Stavanger, Norway (AP) — Europe’s frenzied search for energy alternatives to Russia has dramatically increased demand and prices for Norwegian oil and gas.
Europe’s second-largest gas supplier is resisting accusations it profited from the Ukraine war as the money poured in.
Polish Prime Minister Mateusz Morawiecki is looking for a Scandinavian country to replace some of the gas Poland has received from Russia in the past, saying Norway’s “huge” oil and gas profits “indirectly prey on the war”. He urged Norway to use the windfall to support the worst-hit countries, mainly Ukraine.
Last week’s comments touched a nerve, although some Norwegians wondered whether their boost to industry, power generation and fuel vehicles by boosting economic aid to Ukraine and helping neighbors end their reliance on Russian energy would be enough to fight Russia’s war .
Taxes on the windfall profits of oil and gas companies are common in Europe to help people cope with soaring energy bills, and now the war has exacerbated the situation. Both Spain and Italy have approved them, while the UK government plans to introduce one. Morawiecki asked Norway to send further oil and profits to other countries.
Norway, one of the richest countries in Europe, spends 1.09 percent of its national income on overseas development — one of the highest in the world — including more than $200 million in aid to Ukraine. As oil and gas coffers swell, some want to see more funding earmarked for mitigating the effects of the war — not slashed from funding for institutions that support people elsewhere.
“Norway has slashed most UN agencies and support for human rights projects to finance the cost of taking Ukrainian refugees,” said Berritt Lindemann, policy director at the Norwegian Helsinki Commission for Human Rights.
She helped organize Wednesday’s protest outside parliament in Oslo, criticizing the government’s priorities and saying there was “some truth” to Poland’s rhetoric.
“It looks really ugly when we know revenue has skyrocketed this year,” Lindeman said.
Oil and gas prices are already high due to the energy crunch and are soaring due to the war. Natural gas is trading at three to four times what it was at the same time last year. Brent, the international benchmark, topped $100 a barrel after the invasion three months ago, and has rarely broken below it since.
State-controlled Norwegian energy giant Equinor’s first-quarter revenue quadrupled from a year earlier.
The bounty prompted the government to revise its forecast for oil activity revenue this year to NOK 933 billion ($97 billion), more than triple the 2021 revenue. Much of the money will flow into Norway’s vast sovereign wealth fund – the world’s largest – to support the country as oil runs dry. The government is not considering moving it elsewhere.
Norway “has provided Ukraine with substantial support since the first week of the war, and we are preparing to do more,” Secretary of State Evind Wade Petersen said in an email.
He said the country had provided financial support, weapons and more than 2 billion crowns of humanitarian aid “independently of oil and gas prices”.
Meanwhile, European countries scrambled to diversify supply away from Russia, pushing up energy prices in Norway. They are accused of helping finance the war by continuing to pay for Russian fossil fuels.

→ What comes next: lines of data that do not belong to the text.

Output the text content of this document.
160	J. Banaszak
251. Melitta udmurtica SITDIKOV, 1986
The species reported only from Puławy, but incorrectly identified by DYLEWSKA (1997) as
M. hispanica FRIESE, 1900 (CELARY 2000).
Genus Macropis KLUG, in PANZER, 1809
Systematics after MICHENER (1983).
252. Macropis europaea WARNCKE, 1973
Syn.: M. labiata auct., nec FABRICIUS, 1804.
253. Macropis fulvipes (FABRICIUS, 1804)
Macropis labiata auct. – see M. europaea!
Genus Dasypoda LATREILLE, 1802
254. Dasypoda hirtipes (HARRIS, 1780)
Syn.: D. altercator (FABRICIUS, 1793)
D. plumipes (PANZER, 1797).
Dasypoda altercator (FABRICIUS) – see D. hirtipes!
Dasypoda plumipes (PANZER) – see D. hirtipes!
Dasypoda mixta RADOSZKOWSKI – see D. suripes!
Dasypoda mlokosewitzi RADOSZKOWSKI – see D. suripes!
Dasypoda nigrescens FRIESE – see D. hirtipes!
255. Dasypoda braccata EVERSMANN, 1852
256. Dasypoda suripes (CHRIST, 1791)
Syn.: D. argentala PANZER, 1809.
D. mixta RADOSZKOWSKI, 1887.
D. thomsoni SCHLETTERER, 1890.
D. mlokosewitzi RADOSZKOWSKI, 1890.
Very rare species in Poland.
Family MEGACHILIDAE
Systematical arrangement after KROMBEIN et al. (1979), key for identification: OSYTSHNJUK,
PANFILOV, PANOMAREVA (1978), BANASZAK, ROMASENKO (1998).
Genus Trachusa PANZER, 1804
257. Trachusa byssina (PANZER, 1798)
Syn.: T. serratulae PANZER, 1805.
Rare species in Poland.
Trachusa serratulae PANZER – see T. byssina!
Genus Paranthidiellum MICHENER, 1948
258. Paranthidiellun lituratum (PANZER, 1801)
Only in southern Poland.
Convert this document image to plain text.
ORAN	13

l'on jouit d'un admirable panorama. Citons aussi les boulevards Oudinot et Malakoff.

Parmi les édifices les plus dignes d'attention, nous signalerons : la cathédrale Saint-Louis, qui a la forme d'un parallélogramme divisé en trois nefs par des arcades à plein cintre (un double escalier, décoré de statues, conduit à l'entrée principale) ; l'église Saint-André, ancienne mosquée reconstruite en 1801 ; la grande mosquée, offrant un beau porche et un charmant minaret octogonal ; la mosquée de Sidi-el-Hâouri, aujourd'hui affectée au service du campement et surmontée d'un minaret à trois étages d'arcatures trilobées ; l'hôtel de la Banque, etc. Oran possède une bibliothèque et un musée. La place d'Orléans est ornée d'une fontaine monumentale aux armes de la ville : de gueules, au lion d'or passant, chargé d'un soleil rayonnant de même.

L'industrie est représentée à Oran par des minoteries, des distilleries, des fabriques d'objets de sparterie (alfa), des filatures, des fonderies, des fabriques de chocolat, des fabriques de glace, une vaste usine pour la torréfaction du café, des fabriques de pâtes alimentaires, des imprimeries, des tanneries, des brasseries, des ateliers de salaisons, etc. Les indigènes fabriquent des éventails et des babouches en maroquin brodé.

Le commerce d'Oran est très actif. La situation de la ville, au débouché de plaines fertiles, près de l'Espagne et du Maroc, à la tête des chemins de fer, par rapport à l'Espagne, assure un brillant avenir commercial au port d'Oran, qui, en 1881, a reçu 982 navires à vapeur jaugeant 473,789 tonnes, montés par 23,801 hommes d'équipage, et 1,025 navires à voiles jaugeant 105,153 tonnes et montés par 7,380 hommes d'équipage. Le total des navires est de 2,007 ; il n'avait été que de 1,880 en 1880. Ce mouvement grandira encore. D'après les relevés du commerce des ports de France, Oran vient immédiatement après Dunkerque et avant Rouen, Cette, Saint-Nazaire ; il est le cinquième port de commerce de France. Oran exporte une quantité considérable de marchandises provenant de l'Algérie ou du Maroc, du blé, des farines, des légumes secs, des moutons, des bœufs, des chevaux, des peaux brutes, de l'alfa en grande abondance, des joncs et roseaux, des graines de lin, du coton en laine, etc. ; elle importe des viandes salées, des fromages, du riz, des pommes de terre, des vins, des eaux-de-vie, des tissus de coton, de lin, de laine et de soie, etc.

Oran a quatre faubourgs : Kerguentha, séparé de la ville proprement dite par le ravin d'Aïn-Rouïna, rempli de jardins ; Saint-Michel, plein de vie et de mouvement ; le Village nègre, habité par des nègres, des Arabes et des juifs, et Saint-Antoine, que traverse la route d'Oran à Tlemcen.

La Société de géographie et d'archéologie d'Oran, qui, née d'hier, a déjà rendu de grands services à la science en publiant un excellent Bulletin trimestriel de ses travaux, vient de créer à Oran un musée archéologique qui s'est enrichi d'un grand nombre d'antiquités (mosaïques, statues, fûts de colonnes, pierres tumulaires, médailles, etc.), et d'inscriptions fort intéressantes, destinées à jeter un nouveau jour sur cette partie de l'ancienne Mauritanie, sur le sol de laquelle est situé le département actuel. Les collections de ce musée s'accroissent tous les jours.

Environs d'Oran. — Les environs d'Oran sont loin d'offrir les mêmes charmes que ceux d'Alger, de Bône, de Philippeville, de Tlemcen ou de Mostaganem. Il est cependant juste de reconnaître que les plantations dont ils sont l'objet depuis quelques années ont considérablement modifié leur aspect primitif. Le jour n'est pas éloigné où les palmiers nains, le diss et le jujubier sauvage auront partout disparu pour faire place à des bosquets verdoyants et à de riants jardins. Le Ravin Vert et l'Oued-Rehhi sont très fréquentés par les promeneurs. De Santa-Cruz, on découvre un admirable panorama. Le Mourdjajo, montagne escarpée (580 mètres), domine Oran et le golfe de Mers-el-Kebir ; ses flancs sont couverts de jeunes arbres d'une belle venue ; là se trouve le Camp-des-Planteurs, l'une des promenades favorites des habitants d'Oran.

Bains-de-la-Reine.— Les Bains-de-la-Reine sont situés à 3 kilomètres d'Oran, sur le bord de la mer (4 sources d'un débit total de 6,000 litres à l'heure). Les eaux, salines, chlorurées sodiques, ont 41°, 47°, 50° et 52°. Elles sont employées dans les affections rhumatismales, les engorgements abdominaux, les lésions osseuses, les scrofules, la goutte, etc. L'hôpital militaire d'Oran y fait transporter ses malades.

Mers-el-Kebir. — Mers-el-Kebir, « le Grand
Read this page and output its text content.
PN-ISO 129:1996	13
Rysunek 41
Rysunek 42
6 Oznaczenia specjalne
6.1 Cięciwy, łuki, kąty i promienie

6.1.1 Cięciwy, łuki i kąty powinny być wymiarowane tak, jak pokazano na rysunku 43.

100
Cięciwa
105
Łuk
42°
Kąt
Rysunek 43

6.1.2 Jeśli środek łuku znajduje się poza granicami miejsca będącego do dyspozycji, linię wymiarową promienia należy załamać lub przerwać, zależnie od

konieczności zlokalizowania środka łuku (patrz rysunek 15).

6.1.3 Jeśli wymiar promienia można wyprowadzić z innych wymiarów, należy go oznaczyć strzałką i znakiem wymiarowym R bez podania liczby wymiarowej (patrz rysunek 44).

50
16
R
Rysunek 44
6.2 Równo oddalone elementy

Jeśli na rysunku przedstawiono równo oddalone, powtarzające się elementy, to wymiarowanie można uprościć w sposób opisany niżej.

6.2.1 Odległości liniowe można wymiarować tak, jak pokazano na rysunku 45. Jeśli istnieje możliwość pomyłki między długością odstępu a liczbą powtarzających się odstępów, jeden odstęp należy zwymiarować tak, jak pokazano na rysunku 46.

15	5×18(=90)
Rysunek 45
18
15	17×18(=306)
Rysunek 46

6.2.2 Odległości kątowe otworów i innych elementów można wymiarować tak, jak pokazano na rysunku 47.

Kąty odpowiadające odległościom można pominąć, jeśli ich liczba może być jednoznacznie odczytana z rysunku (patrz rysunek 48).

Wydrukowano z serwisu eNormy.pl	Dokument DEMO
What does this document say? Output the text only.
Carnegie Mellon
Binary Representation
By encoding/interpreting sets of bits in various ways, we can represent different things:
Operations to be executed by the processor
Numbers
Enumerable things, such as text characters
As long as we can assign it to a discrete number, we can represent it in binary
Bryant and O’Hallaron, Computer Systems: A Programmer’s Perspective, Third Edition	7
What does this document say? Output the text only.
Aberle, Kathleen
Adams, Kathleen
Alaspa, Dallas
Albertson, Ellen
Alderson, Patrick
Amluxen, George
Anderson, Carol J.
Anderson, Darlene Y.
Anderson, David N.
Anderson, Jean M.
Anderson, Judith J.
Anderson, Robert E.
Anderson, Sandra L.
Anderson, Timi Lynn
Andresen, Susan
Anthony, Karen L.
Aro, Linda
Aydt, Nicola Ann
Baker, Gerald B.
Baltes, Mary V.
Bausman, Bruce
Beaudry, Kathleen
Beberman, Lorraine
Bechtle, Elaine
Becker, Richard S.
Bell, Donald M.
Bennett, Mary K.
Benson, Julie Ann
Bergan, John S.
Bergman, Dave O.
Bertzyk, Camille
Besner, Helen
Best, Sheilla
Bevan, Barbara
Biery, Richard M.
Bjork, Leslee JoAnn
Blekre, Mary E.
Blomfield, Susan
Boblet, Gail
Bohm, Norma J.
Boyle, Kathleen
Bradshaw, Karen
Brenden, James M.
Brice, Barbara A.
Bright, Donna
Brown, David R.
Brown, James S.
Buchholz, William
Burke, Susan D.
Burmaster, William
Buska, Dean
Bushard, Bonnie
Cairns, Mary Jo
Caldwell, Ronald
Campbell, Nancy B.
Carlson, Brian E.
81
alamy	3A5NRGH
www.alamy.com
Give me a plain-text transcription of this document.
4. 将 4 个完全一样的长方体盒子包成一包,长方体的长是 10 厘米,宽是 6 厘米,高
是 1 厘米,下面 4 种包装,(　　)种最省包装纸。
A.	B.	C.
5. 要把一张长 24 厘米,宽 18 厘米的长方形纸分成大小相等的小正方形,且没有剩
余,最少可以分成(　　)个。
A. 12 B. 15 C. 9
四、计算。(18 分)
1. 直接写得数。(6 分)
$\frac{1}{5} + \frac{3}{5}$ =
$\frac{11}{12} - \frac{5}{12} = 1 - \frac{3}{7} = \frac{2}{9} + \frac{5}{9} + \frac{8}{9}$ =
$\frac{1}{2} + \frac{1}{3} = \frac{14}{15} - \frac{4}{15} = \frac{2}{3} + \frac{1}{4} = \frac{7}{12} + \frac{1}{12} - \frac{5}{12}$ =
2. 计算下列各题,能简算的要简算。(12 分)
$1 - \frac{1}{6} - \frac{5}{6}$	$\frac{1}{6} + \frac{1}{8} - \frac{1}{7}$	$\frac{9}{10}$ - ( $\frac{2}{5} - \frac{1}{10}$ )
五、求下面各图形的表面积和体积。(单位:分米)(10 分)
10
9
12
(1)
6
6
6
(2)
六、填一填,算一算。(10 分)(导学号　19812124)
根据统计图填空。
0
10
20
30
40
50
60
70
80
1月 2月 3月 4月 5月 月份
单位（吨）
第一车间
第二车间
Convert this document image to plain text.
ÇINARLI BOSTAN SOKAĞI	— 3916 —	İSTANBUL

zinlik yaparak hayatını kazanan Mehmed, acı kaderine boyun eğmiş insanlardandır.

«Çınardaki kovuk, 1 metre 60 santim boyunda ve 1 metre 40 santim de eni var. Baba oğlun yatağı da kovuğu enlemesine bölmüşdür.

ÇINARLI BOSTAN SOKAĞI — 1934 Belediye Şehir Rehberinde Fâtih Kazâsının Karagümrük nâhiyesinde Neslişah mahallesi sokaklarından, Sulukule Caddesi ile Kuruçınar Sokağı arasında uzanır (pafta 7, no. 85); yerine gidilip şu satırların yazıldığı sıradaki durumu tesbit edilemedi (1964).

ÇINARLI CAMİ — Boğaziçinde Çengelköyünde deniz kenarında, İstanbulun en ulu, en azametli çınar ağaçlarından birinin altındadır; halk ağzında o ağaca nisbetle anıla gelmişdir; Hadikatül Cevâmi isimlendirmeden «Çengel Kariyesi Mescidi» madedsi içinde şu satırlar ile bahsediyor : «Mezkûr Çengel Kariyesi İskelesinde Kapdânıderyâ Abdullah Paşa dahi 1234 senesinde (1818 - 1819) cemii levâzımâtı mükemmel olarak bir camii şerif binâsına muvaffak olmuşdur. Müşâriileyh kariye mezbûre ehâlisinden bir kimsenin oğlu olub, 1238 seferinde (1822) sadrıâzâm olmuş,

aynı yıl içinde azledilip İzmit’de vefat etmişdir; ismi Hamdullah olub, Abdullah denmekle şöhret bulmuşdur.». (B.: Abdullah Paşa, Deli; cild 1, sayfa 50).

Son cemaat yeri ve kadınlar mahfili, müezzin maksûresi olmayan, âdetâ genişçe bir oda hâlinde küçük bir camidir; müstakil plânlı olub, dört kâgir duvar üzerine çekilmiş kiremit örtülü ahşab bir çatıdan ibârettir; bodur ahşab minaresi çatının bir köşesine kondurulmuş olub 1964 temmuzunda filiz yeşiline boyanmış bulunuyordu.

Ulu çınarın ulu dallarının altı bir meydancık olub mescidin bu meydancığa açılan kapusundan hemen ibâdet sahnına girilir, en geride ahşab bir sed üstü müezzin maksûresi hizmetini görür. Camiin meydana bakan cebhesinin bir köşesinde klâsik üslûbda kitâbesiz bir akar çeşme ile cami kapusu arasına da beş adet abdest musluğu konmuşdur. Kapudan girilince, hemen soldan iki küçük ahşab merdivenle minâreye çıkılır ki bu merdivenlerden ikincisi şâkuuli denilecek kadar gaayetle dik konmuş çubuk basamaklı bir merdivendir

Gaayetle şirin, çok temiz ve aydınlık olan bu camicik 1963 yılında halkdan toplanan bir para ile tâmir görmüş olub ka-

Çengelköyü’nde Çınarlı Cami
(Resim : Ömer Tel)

This energy dependence “gives Russia a tool to intimidate and use against us,” former Norwegian prime minister and NATO secretary general Jens Stoltenberg told a World Economic Forum meeting in Davos, Switzerland. And this has now been clearly demonstrated.” .
Russia has stopped gas supplies to Finland, Poland and Bulgaria, citing refusal to pay in rubles.
The 27 EU countries aim to reduce their reliance on Russian gas by two-thirds by the end of the year through conservation, renewable development and alternative supplies.
Europe is pleading with Norway and countries such as Qatar and Algeria to help address the shortage. Norway supplies 20 to 25 percent of Europe’s natural gas, compared with 40 percent in pre-war Russia.
“It is very important for Norway to be a stable, long-term supplier of oil and gas to the European market,” said Deputy Energy Minister Almond Vik. But companies are selling in a volatile energy market with “high oil and gas prices since last fall, and these companies are producing close to the maximum output their fields can deliver on a daily basis,” he said.
Even so, Oslo has responded to Europe’s call for more gas by offering operators licenses to produce more gas this year. Tax incentives mean the companies are investing in new offshore projects, with a new pipeline to Poland opening this fall.
“In difficult times, we are doing everything we can to be a reliable gas and energy supplier to Europe. The market was in short supply last autumn and it is even more urgent now,” said Equinor spokesperson Ola Morten Aanestad.
The situation is a far cry from June 2020, when prices plummeted in the wake of the COVID-19 pandemic and Norway’s former government issued tax breaks for oil companies to stimulate investment and protect jobs.
Combined with high energy prices, incentives expiring at the end of the year have prompted companies in Norway to release development plans for a slew of new oil and gas projects.
However, these projects will not produce oil and gas until later in the century or even further into the future, when the political situation may be different and many European countries want to shift most of their energy use to renewables.
By then, Norway may face a more familiar criticism — that it is contributing to climate change.